Economic development is the key to Alaska's future. This can only be achieved by providing a healthy environment for business to thrive in. A prudent businessperson will think twice about relocating and investing in an area with unstable taxes, excessive government cost, second-rate schools, high crime rates and poor infrastructure development. We must do everything possible to ensure our success.
The current overspending situation, coupled with poor prioritization by the Legislature, have many potential investors wondering if Alaska is a safe place to do business. We must produce an honest and fiscally sound plan, which curbs our budget deficit and deals with these other problems. This will reassure potential investors, restoring confidence for investment within Alaska.
In the last two years, Rep. Mike Chenault supported the following legislation, which I would have voted against:
House Bill 149 and House Bill 498 are the Cornell prison bills. If private enterprise chooses to be in the prison business they should use their own money for start-up cost, not ours. This is a textbook example of special interest legislation, which has cost us billions over the years.
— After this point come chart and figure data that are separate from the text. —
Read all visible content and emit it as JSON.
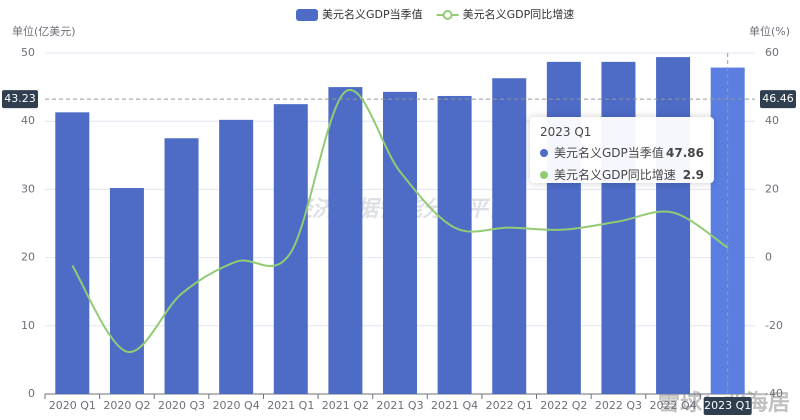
{
  "chart_data": {
    "type": "bar-line",
    "y_axis_label": "单位(亿美元)",
    "y2_axis_label": "单位(%)",
    "categories": [
      "2020 Q1",
      "2020 Q2",
      "2020 Q3",
      "2020 Q4",
      "2021 Q1",
      "2021 Q2",
      "2021 Q3",
      "2021 Q4",
      "2022 Q1",
      "2022 Q2",
      "2022 Q3",
      "2022 Q4",
      "2023 Q1"
    ],
    "series": [
      {
        "name": "美元名义GDP当季值",
        "type": "bar",
        "color": "#4e6bc6",
        "highlight_color": "#5b7fe0",
        "values": [
          41.3,
          30.2,
          37.5,
          40.2,
          42.5,
          45.0,
          44.3,
          43.7,
          46.3,
          48.7,
          48.7,
          49.4,
          47.86
        ]
      },
      {
        "name": "美元名义GDP同比增速",
        "type": "line",
        "axis": "y2",
        "color": "#91cc75",
        "values": [
          -2.3,
          -27.6,
          -10.6,
          -1.2,
          1.5,
          48.7,
          25.2,
          8.8,
          8.8,
          8.2,
          10.6,
          13.2,
          2.9
        ]
      }
    ],
    "ylim": [
      0,
      50
    ],
    "yticks": [
      0,
      10,
      20,
      30,
      40,
      50
    ],
    "y2lim": [
      -40,
      60
    ],
    "y2ticks": [
      -40,
      -20,
      0,
      20,
      40,
      60
    ],
    "grid": true,
    "legend_position": "top",
    "axis_pointer": {
      "y": 43.23,
      "y2": 46.46,
      "category_index": 12
    },
    "watermarks": [
      "经济数据智能分析平台",
      "雪球：北海居"
    ]
  }
}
As chairman of the Peninsula Citizens Against Private Prisons, we brought this issue to a vote of the people, where it was defeated by a three-to-one margin.
Senate Bill 29 and Senate Bill 2006 are capital projects bills with combined appropriations of almost $3 billion. We must cut unnecessary spending to balance our budget, if protecting the permanent fund is a serious consideration. From documented action, protecting the permanent fund dividend has not been a legislative priority. Good examples of excess spending and legislative deception are found in House Bill 403 (the operating budget) which is $545,362,400 higher than last year and contains 649 new full-time government job positions. These actions will force new taxes and/or loss of permanent fund dividends if allowed to continue.
House Bills 2002 and 2003 put bond issues on the November ballot, forcing us into debt. These projects could and should have been paid for in cash before spending money on any $400,000 community center study! House Bill 193 gave us the closed primary which puts party interest before public good. For more budget facts and voting records visit the Alaska Voters Organization Web site at www.akvoters.org.
We must chart a bold new direction that will take us into the 21st century and beyond. Our future depends on you electing honest, hardworking people with a clear vision to the 23rd Legislature. Together we can make a difference!